AArnott commented 2 years ago

That helps, thank you. I didn't realize the calling convention was embedded in the method signature in a way that an IL decompiler wouldn't reveal it. The blog post link was also very useful. So, what exactly defines a struct? Evidently HRESULT doesn't qualify as a struct. I'll need to know from a .NET perspective how to read the metadata return type and decide whether it needs this special treatment. In .NET, every value-type is a struct (even int and HRESULT), so clearly we're operating with some other definition of struct for purposes of this conversation.

Also, most of this discussion and the entire blog post seems to center around x86 rules. What does that mean for x64 and arm64 architectures? Should I not transform the method signature for those cases? Is it allowed but not required? If the transformation is required and allowed only for x86, I guess that effectively makes any COM interface that includes struct-returning methods to be arch-specific, making them unavailable to AnyCPU compilations.

riverar commented 2 years ago

Heads up: The instance keyword in instance valuetype Windows.Win32.Graphics.Direct3D12.D3D12_HEAP_DESC GetDesc() cil managed maps to HASTHIS.

For the implementation side of that special return type rule, a decent heuristic might be to count the number of fields. If it's 2+, then do the dance. This will fail in cases where the struct contains tiny fields that all fit in a single register, or if one of the fields is a struct itself... but skimming the handful of affected COM methods that return structs, this doesn't seem to ever be the case.

Alternatively, you could check if the return type is a struct and isn't annotated with [NativeTypeDef]. Kenny does this in the Rust world and it has proven to be good enough thus far.

Or maybe even a Marshal.SizeOf<T>() > IntPtr.Size check could hold water. Just thinking out loud.

AArnott commented 2 years ago

you could check if the return type is a struct and isn't annotated with [NativeTypeDef].

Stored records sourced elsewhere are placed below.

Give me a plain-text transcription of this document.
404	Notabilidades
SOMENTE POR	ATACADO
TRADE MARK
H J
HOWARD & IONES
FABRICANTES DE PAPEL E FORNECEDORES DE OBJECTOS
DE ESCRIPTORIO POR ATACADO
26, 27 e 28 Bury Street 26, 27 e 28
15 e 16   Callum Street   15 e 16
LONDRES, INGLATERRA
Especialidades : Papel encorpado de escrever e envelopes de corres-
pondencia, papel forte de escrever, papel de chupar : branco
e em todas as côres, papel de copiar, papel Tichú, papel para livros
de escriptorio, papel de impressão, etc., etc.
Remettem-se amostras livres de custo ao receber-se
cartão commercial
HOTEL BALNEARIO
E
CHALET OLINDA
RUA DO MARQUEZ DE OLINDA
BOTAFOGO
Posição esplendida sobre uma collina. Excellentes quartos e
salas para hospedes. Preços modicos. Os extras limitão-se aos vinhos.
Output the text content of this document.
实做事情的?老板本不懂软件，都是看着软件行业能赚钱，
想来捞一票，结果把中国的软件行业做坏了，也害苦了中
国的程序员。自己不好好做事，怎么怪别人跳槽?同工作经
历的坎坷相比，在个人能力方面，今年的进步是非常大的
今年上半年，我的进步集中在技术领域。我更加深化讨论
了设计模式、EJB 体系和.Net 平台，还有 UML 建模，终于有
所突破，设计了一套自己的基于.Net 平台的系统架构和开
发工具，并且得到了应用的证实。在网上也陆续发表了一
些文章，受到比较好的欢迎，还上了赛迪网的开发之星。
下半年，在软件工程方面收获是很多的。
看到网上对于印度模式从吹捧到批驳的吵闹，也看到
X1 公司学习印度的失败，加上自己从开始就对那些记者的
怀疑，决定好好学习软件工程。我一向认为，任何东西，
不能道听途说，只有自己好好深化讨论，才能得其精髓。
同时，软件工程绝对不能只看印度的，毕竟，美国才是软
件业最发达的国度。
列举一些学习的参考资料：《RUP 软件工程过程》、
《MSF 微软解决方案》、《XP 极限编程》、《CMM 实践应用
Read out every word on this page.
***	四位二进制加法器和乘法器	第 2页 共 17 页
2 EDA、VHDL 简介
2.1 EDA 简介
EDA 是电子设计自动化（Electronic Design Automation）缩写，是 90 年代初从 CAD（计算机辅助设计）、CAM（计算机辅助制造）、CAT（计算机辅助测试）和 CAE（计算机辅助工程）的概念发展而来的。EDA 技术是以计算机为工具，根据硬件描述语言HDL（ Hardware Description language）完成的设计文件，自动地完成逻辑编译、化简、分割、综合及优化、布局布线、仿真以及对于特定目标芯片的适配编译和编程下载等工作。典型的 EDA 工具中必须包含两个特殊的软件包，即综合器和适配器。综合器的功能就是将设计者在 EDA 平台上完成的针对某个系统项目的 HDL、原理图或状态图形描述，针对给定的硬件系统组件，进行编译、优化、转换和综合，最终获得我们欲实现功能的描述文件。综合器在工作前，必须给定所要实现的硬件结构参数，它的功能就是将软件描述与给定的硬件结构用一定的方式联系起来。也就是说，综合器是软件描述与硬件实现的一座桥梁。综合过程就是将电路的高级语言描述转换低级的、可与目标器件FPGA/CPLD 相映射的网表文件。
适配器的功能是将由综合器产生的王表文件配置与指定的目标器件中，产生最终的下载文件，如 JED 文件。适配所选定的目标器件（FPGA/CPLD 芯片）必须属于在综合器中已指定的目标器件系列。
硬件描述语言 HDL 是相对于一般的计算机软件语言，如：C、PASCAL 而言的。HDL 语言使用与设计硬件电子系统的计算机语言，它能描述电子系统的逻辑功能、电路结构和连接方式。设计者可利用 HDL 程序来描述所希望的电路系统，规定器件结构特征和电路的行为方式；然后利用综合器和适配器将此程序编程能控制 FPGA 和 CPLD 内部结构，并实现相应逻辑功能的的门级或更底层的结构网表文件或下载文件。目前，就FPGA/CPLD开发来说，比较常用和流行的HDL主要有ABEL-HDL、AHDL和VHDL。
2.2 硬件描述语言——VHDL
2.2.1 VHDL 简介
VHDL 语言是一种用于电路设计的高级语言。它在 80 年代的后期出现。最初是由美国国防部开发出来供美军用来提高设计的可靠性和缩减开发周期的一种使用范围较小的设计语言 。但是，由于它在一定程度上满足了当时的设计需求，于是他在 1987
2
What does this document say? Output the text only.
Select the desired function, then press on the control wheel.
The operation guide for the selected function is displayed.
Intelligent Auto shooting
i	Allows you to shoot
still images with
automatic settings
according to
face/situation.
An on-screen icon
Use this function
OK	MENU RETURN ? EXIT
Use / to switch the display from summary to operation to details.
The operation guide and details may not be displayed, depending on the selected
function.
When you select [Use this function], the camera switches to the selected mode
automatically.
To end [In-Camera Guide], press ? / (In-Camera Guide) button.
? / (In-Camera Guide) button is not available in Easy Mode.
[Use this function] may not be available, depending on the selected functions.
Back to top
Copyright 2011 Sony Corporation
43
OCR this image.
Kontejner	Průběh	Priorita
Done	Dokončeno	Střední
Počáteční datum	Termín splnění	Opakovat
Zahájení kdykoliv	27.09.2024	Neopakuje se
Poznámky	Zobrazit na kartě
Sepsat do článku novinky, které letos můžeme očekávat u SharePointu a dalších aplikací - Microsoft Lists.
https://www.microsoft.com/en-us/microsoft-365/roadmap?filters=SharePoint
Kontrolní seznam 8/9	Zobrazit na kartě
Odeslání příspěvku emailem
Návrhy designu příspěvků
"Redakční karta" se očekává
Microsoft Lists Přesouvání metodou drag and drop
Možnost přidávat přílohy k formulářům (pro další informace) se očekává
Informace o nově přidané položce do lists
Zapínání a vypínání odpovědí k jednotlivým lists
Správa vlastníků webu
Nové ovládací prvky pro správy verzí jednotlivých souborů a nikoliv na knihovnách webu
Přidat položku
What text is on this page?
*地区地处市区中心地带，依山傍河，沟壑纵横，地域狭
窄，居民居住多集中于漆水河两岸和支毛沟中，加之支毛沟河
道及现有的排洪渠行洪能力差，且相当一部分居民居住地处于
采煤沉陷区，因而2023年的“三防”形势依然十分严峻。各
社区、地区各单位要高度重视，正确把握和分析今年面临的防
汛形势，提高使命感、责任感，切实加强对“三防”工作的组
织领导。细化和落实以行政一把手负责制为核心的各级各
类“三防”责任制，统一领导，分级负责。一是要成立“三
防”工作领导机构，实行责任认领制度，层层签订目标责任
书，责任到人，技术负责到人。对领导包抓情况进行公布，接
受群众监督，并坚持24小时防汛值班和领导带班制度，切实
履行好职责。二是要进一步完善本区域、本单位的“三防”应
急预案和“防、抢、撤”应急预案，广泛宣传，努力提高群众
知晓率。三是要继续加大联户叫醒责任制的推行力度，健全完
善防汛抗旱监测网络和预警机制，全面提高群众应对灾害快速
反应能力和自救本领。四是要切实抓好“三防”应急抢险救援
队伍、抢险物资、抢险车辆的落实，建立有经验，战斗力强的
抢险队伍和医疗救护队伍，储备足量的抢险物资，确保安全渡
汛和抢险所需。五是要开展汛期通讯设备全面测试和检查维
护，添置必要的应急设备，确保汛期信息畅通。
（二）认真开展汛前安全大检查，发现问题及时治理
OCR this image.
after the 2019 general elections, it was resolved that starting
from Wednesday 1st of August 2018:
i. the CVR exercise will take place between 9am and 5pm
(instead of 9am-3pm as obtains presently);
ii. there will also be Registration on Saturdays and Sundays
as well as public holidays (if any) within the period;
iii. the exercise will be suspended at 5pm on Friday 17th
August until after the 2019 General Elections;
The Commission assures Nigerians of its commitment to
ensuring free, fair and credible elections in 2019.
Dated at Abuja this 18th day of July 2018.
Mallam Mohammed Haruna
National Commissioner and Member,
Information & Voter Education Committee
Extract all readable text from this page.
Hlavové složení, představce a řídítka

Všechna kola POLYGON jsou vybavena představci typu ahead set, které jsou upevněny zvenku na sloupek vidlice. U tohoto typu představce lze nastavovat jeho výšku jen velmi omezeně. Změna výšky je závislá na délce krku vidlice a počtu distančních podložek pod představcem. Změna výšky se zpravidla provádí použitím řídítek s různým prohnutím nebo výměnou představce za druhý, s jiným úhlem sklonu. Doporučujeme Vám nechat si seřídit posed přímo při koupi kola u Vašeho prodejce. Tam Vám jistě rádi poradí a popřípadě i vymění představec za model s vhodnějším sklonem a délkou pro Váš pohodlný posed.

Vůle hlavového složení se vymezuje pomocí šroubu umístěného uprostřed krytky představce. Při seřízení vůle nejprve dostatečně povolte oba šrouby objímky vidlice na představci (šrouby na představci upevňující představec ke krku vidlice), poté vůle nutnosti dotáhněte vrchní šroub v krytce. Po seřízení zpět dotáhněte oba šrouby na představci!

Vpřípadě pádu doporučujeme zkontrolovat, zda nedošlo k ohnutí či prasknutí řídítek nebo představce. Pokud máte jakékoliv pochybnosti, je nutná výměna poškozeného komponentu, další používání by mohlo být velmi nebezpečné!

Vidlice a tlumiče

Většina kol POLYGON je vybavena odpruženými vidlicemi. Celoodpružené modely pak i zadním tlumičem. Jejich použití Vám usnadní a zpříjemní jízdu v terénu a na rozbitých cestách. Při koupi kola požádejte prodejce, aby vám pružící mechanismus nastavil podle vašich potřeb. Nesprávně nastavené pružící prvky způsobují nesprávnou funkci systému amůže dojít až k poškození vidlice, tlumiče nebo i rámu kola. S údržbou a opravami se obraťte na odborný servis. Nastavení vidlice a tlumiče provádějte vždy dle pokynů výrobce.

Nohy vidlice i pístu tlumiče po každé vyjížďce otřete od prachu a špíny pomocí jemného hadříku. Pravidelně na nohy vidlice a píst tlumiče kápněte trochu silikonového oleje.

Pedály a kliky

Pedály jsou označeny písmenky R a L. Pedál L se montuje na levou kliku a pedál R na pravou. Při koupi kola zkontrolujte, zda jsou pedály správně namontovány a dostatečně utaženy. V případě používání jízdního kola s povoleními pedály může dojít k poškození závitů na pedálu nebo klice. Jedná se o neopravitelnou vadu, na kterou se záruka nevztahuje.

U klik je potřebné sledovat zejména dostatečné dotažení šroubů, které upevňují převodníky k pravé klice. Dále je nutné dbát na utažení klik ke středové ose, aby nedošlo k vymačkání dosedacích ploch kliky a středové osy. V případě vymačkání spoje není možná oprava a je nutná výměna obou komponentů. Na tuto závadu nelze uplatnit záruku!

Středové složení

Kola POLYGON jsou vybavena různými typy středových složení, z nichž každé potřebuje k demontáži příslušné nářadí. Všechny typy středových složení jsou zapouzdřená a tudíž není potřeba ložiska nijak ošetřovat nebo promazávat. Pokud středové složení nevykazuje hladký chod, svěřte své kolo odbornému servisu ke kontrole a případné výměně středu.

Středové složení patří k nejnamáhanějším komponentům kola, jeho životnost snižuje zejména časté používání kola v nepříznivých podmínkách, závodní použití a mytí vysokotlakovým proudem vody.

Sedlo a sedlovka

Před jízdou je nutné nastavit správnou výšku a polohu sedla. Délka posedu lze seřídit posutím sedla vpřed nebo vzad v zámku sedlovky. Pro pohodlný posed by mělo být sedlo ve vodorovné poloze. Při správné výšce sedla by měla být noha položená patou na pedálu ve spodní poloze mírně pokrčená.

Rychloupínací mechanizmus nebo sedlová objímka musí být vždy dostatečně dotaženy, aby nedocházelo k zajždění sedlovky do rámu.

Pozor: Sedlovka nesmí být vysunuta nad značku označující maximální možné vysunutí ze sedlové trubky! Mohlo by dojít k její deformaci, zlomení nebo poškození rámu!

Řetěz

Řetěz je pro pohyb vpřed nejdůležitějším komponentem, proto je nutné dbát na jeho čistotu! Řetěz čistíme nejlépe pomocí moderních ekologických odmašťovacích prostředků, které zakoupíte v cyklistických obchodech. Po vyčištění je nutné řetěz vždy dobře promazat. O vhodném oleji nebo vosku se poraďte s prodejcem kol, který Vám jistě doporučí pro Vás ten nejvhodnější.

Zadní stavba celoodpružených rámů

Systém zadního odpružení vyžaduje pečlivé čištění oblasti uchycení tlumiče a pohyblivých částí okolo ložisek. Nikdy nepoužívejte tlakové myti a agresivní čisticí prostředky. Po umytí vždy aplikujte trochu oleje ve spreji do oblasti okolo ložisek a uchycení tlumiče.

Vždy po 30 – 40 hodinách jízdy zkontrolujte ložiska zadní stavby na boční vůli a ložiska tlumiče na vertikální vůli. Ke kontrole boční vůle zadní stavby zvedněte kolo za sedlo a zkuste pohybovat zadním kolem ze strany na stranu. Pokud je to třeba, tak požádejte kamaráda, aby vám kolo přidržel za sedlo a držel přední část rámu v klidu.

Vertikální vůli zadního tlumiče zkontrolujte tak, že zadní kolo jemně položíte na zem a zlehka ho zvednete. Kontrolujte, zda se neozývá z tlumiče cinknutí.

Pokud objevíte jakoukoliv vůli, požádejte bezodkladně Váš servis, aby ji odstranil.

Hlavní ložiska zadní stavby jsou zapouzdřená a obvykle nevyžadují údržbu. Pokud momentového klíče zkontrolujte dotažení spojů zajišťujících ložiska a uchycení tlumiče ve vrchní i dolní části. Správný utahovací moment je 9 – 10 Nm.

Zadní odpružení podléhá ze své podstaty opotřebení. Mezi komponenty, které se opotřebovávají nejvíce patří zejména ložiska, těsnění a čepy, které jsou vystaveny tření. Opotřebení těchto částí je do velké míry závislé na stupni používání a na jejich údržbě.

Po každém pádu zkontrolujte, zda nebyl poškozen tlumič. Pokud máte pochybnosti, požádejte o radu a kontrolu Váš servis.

I think I'll go with that. But I'll have to modify it to also disregard primitive types since int is a struct and I'm sure it isn't meant to fall into this category. I just wish I knew what might make a good set of 'primitives' to disregard.

mikebattista commented 1 year ago

Did we conclude that this issue can be closed?

AArnott commented 1 year ago

I'd love to get an answer to my questions in the second paragraph of https://github.com/microsoft/win32metadata/issues/636#issuecomment-1280872630 first.

kennykerr commented 1 year ago

For non-x86 the transformation is allowed because it effectively results in the same stack/register layout. For Rust for example, I just perform the transformation for all targets (x86, x64, ARM64) and it works everywhere.

AArnott commented 1 year ago

Thanks. I support closing this issue.